A central mechanism is purpose. He noted that many educators are placed into esports leadership roles without being players themselves, often teachers who care deeply about students but lack game-specific expertise. His model does not require educators to teach advanced mechanics. It requires them to guide intentional practice themes (resource management in Rocket League, composition discipline in team-based titles, communication protocols during high-pressure rounds) and then hold students accountable to reflection and improvement. The educator supplies structure; the students supply game knowledge and iteration. Over time, students begin to connect effort to outcomes, which increases intrinsic motivation and reduces “random improvement” patterns that are difficult to sustain.

From an academic perspective, this logic can support stronger engagement and persistence. Students who care about competing are often willing to adopt better habits like time management, preparation, sleep routines, completion of school responsibilities because those habits directly influence performance.Students internalize discipline because performance provides immediate feedback when they do not.

Governance, advocacy, and educator leadership in collegiate esports

John does not assume esports will mature simply through growth; he assumes it matures through educator leadership that establishes norms, protects students, and creates repeatable program infrastructure. For collegiate esports, this is particularly relevant because leadership turnover, unclear operational standards, and inconsistent coaching approaches can degrade program continuity even when budgets are healthy.

In this context, advocacy is not marketing. Advocacy is the work of translating esports into institutional language: student retention, learning outcomes, community engagement, and measurable development.
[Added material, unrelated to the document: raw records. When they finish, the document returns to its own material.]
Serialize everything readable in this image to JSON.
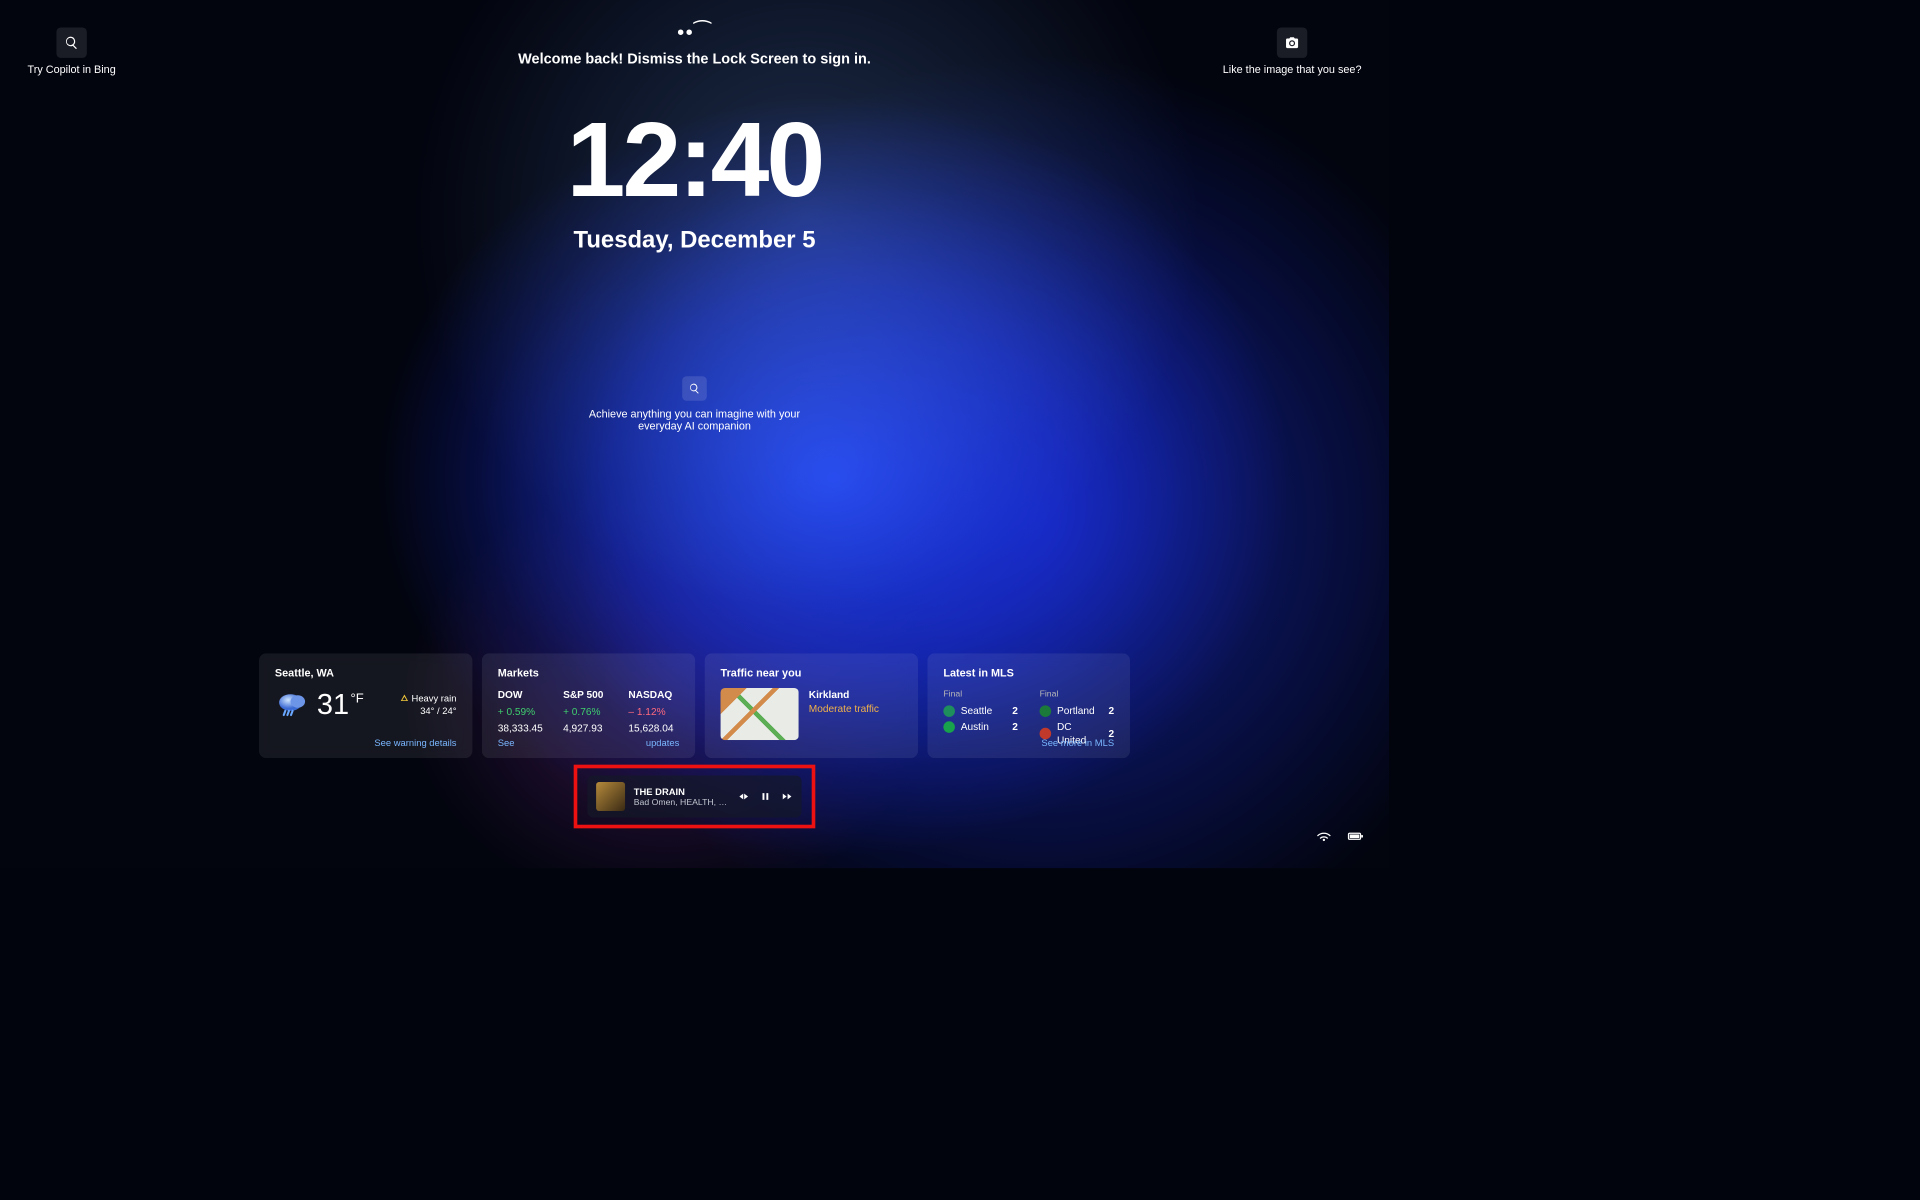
{
  "topLeft": {
    "label": "Try Copilot in Bing"
  },
  "topRight": {
    "label": "Like the image that you see?"
  },
  "center": {
    "welcome": "Welcome back! Dismiss the Lock Screen to sign in."
  },
  "clock": {
    "time": "12:40",
    "date": "Tuesday, December 5"
  },
  "aiPrompt": {
    "line1": "Achieve anything you can imagine with your",
    "line2": "everyday AI companion"
  },
  "weather": {
    "title": "Seattle, WA",
    "temp": "31",
    "unit": "°F",
    "condition": "Heavy rain",
    "hiLo": "34° /  24°",
    "link": "See warning details"
  },
  "markets": {
    "title": "Markets",
    "cols": [
      "DOW",
      "S&P 500",
      "NASDAQ"
    ],
    "pct": [
      "+ 0.59%",
      "+ 0.76%",
      "– 1.12%"
    ],
    "pctClass": [
      "pos",
      "pos",
      "neg"
    ],
    "val": [
      "38,333.45",
      "4,927.93",
      "15,628.04"
    ],
    "linkLeft": "See",
    "linkRight": "updates"
  },
  "traffic": {
    "title": "Traffic near you",
    "location": "Kirkland",
    "status": "Moderate traffic"
  },
  "sports": {
    "title": "Latest in MLS",
    "colHdr": "Final",
    "left": [
      {
        "team": "Seattle",
        "score": "2",
        "color": "#1e8e5c"
      },
      {
        "team": "Austin",
        "score": "2",
        "color": "#18a24b"
      }
    ],
    "right": [
      {
        "team": "Portland",
        "score": "2",
        "color": "#1b7a3a"
      },
      {
        "team": "DC United",
        "score": "2",
        "color": "#c0392b"
      }
    ],
    "link": "See more in MLS"
  },
  "media": {
    "title": "THE DRAIN",
    "artist": "Bad Omen, HEALTH, S…"
  }
}
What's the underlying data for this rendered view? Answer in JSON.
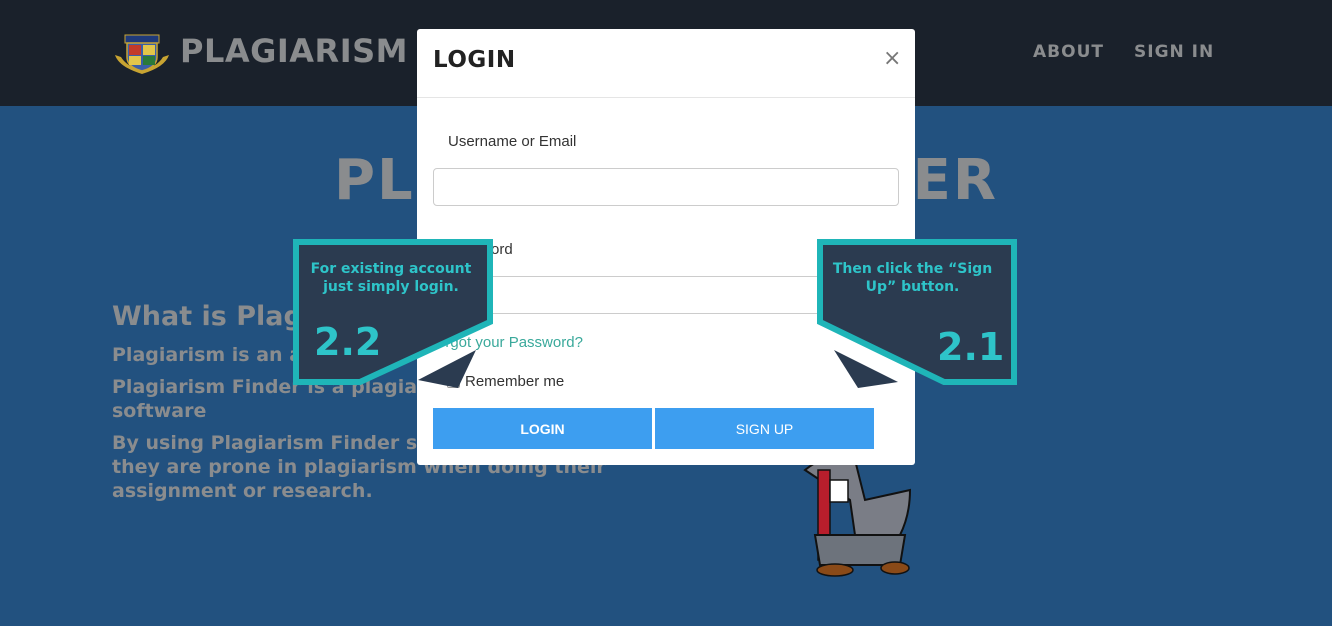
{
  "navbar": {
    "brand": "PLAGIARISM F",
    "links": [
      "ABOUT",
      "SIGN IN"
    ]
  },
  "hero": {
    "title_left": "PL",
    "title_right": "ER",
    "about_heading": "What is Plag",
    "about_lines": [
      "Plagiarism is an a",
      "Plagiarism Finder is a plagiar",
      "software",
      "By using Plagiarism Finder st",
      "they are prone in plagiarism when doing their",
      "assignment or research."
    ]
  },
  "modal": {
    "title": "LOGIN",
    "close": "×",
    "username_label": "Username or Email",
    "password_label": "ord",
    "forgot": "orgot your Password?",
    "remember": "Remember me",
    "login_button": "LOGIN",
    "signup_button": "SIGN UP"
  },
  "callouts": {
    "left": {
      "text": "For existing account just simply login.",
      "number": "2.2"
    },
    "right": {
      "text": "Then click the “Sign Up” button.",
      "number": "2.1"
    }
  },
  "colors": {
    "navbar": "#1a212b",
    "background": "#22517f",
    "button": "#3d9ef0",
    "callout_border": "#1fb5b8",
    "callout_fill": "#2b3b50"
  }
}
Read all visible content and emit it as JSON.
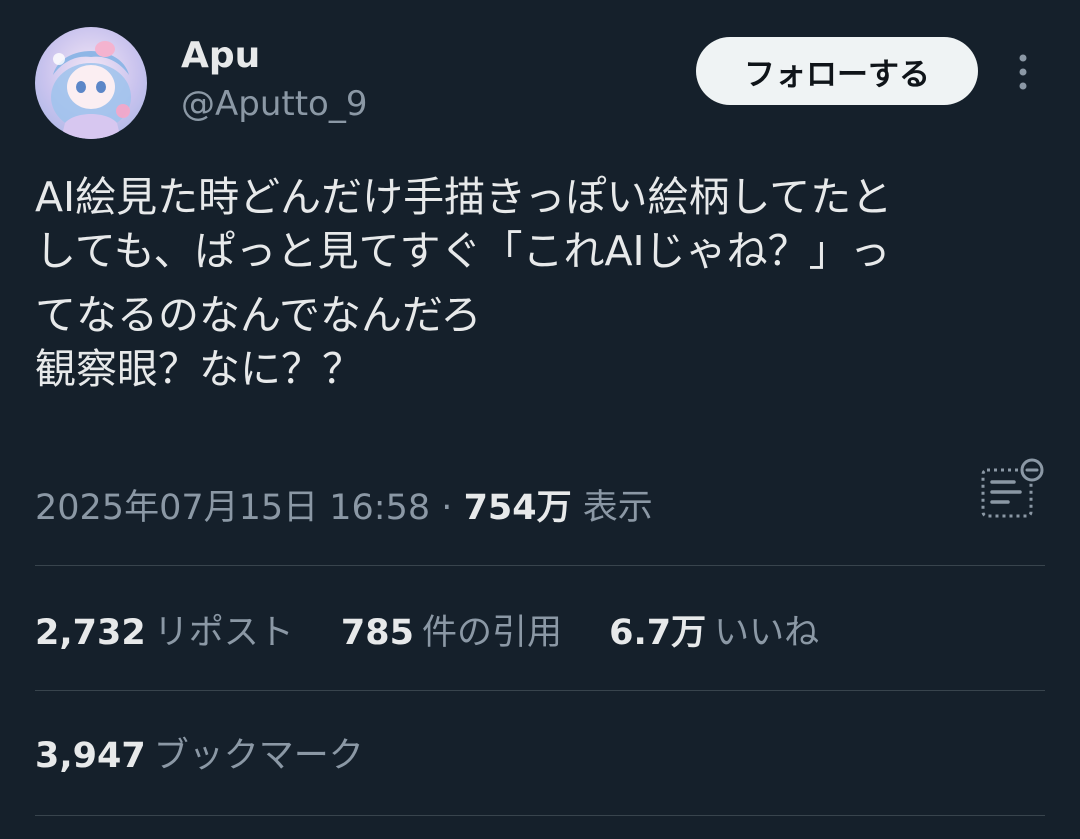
{
  "author": {
    "display_name": "Apu",
    "handle": "@Aputto_9",
    "avatar_icon": "avatar-illustration"
  },
  "follow_button": {
    "label": "フォローする"
  },
  "more_icon": "more-vertical-icon",
  "tweet": {
    "lines": [
      "AI絵見た時どんだけ手描きっぽい絵柄してたと",
      "しても、ぱっと見てすぐ「これAIじゃね？」っ",
      "てなるのなんでなんだろ",
      "観察眼？なに？？"
    ]
  },
  "meta": {
    "datetime": "2025年07月15日 16:58",
    "separator": "·",
    "views": "754万",
    "views_label": "表示"
  },
  "analytics_icon": "analytics-icon",
  "stats": {
    "reposts": "2,732",
    "reposts_label": "リポスト",
    "quotes": "785",
    "quotes_label": "件の引用",
    "likes": "6.7万",
    "likes_label": "いいね",
    "bookmarks": "3,947",
    "bookmarks_label": "ブックマーク"
  },
  "colors": {
    "background": "#15202b",
    "text_primary": "#e7e9ea",
    "text_secondary": "#8b98a5",
    "divider": "#38444d",
    "button_bg": "#eff3f4"
  }
}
Schools that adopt esports responsibly tend to have leaders who can articulate why the program exists beyond competition, how student support is embedded into it, and what long-term outcomes justify the investment.

Perhaps the most actionable element of the interview was Green’s discussion of a new tool being developed for high school and collegiate coaches. The premise is simple: many coaches are volunteers, time-constrained, and expected to run a season without a clear practice curriculum. His tool addresses this by mapping an entire season into structured practice plans: what to focus on each week, how to design practice activities, and how to facilitate reflection so students connect practice objectives to match outcomes.

The strategic insight is that coaching in esports should prioritize reactions and habits rather than overloading students with instructions that slow decision-making. By organizing practice around fundamentals and letting students test and adapt within controlled objectives, coaches promote learning that becomes automatic under pressure. This resembles effective coaching in traditional sport: practice is structured; game day is execution.

Toward a responsible adoption model

His core message is that esports is not a shortcut to relevance for institutions, nor is it a risky distraction when properly implemented. It is a powerful but context-dependent tool. Schools that succeed treat esports as an educational intervention with competitive elements, not the other way around. They build rosters for durability, embed purpose into practice, align the program with student-development objectives, and support educators with systems that make coaching feasible.

If esports is to become, as he predicts, what traditional sport was for a prior generation, an organizing structure for community, identity, and youth development, then institutions must adopt it with the same seriousness they apply to other formative activities. The difference is not whether students are competing with a ball or a controller. The difference is whether the program is designed to develop them.